South East Island, Little Mangere Island, the Star Keys, the Sisters, and the Forty-Fours lie beyond Chatham and Pitt Islands. They’re home to trees whose branches bend horizontally in the wind (akeakes) and endemic plants that have adapted to the cold (Chatham Islands forget-me-nots and Chatham Islands kakahas). Chatham Island taikos are returning from near-extinction. Huge colonies of Buller’s and northern royal albatrosses breed among the soft speargrass. While New Zealand sea lions, leopard seals, and lots of whales are attracted to the area’s food-rich waters.

So, are you ready to tackle the Chatham Islands?

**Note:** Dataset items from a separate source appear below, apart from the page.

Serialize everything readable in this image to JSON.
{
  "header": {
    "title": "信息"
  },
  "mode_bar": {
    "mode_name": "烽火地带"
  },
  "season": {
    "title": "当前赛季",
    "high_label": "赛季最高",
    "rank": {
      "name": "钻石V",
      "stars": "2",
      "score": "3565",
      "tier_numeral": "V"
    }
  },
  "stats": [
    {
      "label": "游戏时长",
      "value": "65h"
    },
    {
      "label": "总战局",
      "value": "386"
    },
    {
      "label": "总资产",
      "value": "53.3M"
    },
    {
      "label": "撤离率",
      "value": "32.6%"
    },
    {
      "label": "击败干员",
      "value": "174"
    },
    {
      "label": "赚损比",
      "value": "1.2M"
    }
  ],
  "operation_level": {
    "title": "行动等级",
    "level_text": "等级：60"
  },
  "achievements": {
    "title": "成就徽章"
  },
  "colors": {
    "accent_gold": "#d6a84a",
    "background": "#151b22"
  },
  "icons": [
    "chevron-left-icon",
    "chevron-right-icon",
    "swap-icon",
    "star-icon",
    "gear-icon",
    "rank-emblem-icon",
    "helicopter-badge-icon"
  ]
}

Flights depart from Auckland, Christchurch, and Wellington. Your watch will jump 45 minutes when you land, since the islands, which sit just west of the International Date Line, have their own time zone. There are a handful of lodges and a single hotel, so most people stay on farms or in private homes. But the tramping trails can keep you occupied for days. The Rangaika Scenic Reserve, the Henga Scenic Reserve, and the basalt columns should be among your first stops. Those are all on Chatham Island. The Ellen Elizabeth Preece Conservation Covenant on Pitt Island, the Forty-Fours’ steep cliffs, and a boat ride around the rocky Sisters will eventually follow. For now, they’re all yours.